189k views
0 votes
On January 1, Year 1, East Company purchased $60,000 of goodwill. On December 31, Year 4 East determined that the goodwill suffered a $25,000 permanent impairment. However, on December 31, Year 6 East estimated that it had recovered $5,000 of the impairment that had previously been considered to be a permanent impairment. Which of the following journal entries was required to recognize the impairment?

User Dodgio
by
7.6k points

1 Answer

1 vote

Final answer:

The journal entry to recognize a $25,000 impairment of goodwill on East Company's books would include a debit to Impairment Loss on Goodwill and a credit to Goodwill, reflecting the loss in the asset's value.

Step-by-step explanation:

The question relates to the concept of impairment of an intangible asset – specifically goodwill – within the field of accounting. When the student asks about the journal entry required to recognize the impairment, they are referring to the point in time when East Company determined that their goodwill suffered a $25,000 impairment.

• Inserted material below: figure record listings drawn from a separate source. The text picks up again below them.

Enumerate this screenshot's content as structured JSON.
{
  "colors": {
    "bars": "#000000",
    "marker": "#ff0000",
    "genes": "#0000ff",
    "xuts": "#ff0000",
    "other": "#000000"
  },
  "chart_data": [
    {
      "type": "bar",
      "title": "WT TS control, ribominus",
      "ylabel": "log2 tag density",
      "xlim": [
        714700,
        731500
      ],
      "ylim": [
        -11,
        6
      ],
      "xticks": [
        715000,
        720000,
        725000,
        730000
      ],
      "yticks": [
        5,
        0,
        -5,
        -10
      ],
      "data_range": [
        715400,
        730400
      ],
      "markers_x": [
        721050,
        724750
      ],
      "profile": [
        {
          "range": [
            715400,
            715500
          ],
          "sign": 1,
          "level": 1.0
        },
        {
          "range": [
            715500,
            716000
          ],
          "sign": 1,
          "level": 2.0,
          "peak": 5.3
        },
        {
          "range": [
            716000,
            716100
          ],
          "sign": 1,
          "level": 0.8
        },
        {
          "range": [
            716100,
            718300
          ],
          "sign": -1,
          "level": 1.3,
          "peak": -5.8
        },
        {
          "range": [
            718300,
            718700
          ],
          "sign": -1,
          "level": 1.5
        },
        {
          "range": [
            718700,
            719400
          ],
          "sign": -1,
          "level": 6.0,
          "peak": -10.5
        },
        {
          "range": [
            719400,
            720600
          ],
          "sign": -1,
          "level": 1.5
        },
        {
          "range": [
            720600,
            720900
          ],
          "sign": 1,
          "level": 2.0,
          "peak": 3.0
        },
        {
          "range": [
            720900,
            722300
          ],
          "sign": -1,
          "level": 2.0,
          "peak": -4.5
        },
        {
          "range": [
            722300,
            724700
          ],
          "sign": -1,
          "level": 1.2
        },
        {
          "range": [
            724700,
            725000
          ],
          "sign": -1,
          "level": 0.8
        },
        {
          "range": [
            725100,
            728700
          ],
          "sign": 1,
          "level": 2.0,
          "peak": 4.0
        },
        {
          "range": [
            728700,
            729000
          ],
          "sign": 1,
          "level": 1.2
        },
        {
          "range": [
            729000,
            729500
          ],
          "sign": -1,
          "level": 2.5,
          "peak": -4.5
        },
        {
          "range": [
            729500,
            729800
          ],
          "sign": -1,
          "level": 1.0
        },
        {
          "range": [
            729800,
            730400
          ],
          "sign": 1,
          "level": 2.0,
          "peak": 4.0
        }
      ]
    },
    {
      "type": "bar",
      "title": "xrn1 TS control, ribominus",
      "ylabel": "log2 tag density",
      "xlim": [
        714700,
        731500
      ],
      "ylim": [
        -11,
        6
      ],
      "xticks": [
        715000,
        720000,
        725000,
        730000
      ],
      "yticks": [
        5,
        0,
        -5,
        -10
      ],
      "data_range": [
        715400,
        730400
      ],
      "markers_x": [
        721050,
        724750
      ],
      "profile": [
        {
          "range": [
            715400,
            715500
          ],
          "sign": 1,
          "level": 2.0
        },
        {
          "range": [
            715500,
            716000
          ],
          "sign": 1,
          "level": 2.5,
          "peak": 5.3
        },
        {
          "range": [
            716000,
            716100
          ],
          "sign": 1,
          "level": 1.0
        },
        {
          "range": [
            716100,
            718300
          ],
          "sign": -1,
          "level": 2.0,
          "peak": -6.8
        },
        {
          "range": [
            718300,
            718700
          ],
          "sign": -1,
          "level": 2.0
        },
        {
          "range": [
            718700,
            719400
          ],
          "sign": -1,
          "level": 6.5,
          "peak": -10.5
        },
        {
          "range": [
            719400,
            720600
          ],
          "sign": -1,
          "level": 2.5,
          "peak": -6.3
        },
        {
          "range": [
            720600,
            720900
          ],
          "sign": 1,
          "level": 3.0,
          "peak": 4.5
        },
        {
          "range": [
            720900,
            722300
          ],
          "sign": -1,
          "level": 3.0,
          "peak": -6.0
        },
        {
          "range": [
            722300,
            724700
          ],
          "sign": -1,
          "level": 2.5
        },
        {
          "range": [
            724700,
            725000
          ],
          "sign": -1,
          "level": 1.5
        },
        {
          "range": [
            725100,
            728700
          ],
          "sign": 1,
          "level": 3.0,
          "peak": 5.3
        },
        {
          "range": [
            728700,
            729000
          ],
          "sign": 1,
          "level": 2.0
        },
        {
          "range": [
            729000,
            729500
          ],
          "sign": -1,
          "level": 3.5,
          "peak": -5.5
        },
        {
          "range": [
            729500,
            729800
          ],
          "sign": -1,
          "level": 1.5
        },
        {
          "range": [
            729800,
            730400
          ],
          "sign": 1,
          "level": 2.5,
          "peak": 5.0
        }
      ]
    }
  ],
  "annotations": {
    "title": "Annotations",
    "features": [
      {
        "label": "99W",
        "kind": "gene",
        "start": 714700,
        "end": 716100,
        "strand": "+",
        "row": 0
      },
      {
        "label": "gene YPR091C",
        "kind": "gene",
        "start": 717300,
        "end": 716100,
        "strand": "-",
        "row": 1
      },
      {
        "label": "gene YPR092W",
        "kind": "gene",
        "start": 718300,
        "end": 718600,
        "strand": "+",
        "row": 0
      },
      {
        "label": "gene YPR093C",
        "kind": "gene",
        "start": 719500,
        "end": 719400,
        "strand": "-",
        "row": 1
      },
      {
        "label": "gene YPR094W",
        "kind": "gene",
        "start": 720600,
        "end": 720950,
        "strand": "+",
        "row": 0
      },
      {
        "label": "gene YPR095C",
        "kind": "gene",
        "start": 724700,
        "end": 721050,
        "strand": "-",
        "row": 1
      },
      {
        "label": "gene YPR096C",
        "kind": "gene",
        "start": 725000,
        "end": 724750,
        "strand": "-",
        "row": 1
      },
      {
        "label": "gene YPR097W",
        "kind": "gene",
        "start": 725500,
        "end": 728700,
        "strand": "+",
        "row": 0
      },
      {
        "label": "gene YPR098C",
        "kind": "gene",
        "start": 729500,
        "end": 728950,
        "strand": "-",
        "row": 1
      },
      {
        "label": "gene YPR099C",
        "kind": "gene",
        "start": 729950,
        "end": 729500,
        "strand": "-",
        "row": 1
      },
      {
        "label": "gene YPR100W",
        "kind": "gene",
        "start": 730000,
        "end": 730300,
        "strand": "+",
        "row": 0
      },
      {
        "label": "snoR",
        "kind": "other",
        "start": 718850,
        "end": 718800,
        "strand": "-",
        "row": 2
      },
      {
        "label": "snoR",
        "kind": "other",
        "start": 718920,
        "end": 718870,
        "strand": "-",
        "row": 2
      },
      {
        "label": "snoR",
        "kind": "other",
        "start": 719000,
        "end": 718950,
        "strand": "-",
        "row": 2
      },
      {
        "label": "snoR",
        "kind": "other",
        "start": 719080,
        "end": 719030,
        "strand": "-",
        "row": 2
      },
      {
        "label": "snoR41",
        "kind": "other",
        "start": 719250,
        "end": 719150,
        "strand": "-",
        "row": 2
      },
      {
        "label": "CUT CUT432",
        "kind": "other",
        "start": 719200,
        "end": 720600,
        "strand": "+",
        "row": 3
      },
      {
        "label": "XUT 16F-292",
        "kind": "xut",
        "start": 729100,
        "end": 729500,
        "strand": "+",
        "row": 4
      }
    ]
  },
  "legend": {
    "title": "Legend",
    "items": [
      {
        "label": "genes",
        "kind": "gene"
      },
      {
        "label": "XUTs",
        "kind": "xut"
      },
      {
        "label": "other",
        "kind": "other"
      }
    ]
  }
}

Ignoring the recovery mentioned for Year 6, as accounting standards typically do not allow the reversal of goodwill impairment, the journal entry to record the impairment on December 31, Year 4 would be a debit to a loss account (such as Impairment Loss on Goodwill) and a credit to the Goodwill account to reflect the decrease in value:

  • Debit: Impairment Loss on Goodwill $25,000
  • Credit: Goodwill $25,000

This entry recognizes the loss in the value of goodwill in East Company's financial statements. Goodwill is not amortized, but it is tested annually for impairment, and when an impairment loss is recognized, it reduces the carrying value of the goodwill on the balance sheet and the loss is reflected on the income statement.